Speaking to some of our friends who have been investing too, the overall consensus is that the current market correction rewrote how we should be investing.
Without knowing what the “new normal” is, it is hard to “price” equities now.
The situation that we are dealing with is a demand shock, where people are no longer spending money. The image above illustrates this perfectly – everyone is adopting a “wait and see” behaviour.
Has the demand shock been priced in? Exactly how do we price this and how much of a discount should we apply to the current stock price level?
Finding A New Normal
While we have a shopping list of REITs that we are eyeing, but the truth is that, our entry prices are all over the place, the entry prices have been triggered a few times.
Even if there is a clear entry price strategy with sufficient margin of safety, taking into account the discount towards the NAV, we still don’t feel confident to enter into any trades.
We let emotions get to the better part of us, because we are trying to navigate uncharted grounds and a new normal here.
We also think that working class and small business owners will suffer the most in this current situation.
We are already hearing Facebook posts sharing from small F&B owners where their 2020 plans are all thrown out of the window – a sharp contrast from a hopeful start to 2020 to now a devastating state of struggling for survival every single day.
A Lot Needs To Go Right For Economy To Rebound
In order for the economy to rebound and things to go back to normal, a lot of things need to go right:
- Virus needs to be contained, and this means that a vaccine should be successfully tested and developed.
- The economy should not have taken too much a hit before the virus is contained
- Consumer needs to feel safe and ready to go about their previous consumption pattern
- Consumer should not have taken too much a hit before resuming their consumption pattern
- Global trade and travel demand needs to be restored
There is a lot of “if and only if” situation for the economy to go back on track.
Instead, the economic signs that we are seeing now:
- More job cutting measures
- Airlines shut down (SIA)
- More countries on lockdown (India, UK, Australia, Thailand, Malaysia)
- Global travel demand is zero
- Businesses are encourage to work remotely
What we expect to happen next:
- Credit card defaults
- Mortgage defaults
- Companies needing loans for operating cost
Earlier today, the STI Index rebounded a 5.76%, a much needed good news for all investors.
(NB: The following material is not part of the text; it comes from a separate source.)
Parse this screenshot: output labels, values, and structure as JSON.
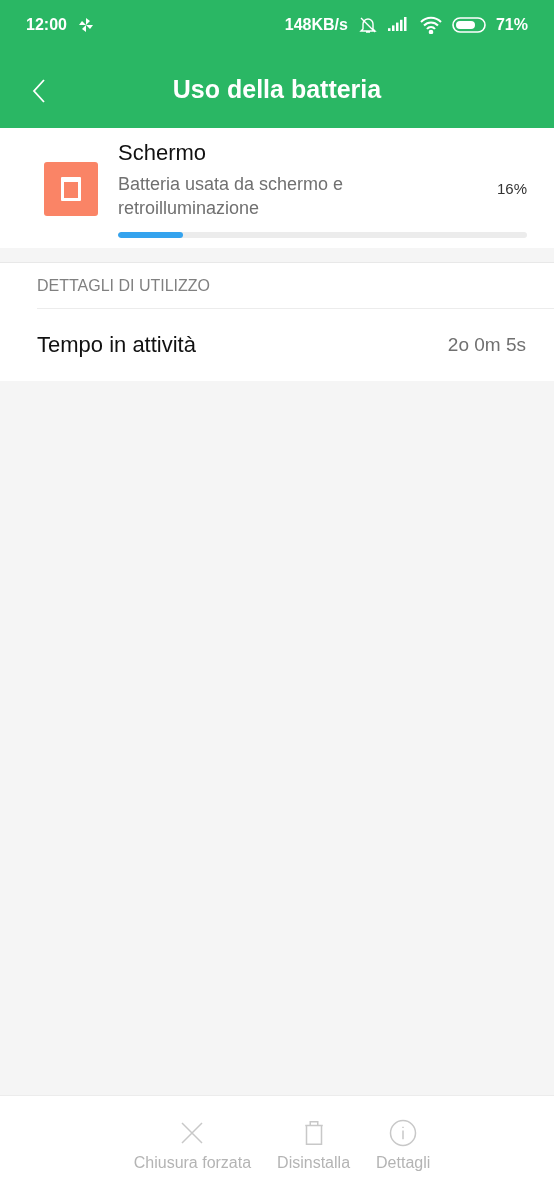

However, is that the mark of a rebound?
While some level of FOMO might be toying with us, when we sit down and look at the signs around us as mentioned above, I think we’ve decided to let this play out just a bit more.
For some more context, in 2008, STI dropped more than 50%. So far, the STI has only dropped 30%. A lot of people shared that this crisis felt different and worse than the one in 2008 – so to think that the rebound today is a recovery is really quite a stretch.
While the US government (and soon the Singapore government) had announced more quantitative easing and economic stimulus package, I really think that it may do more harm than good if it is overdone (like in the case of US).
The problem right now is, even if the government is giving free money for everyone to spend, this might not necessarily lead to the desired spending.
Instead, it might lead to more unspent money in the “system”, and when the money equilibrium is achieved, will lead to hyperinflation and cash will become worthless.
There is a very real possibility that this will happen in the US, and the effect of that will trickle down to Singapore’s economy.
Knowing this, we really need to rethink about our financial goals and to see how we can safeguard ourselves and minimise any potential impact of that.
The truth is, there is no right answer to this, and we are just about as clueless on this as we are on the near future of the economy.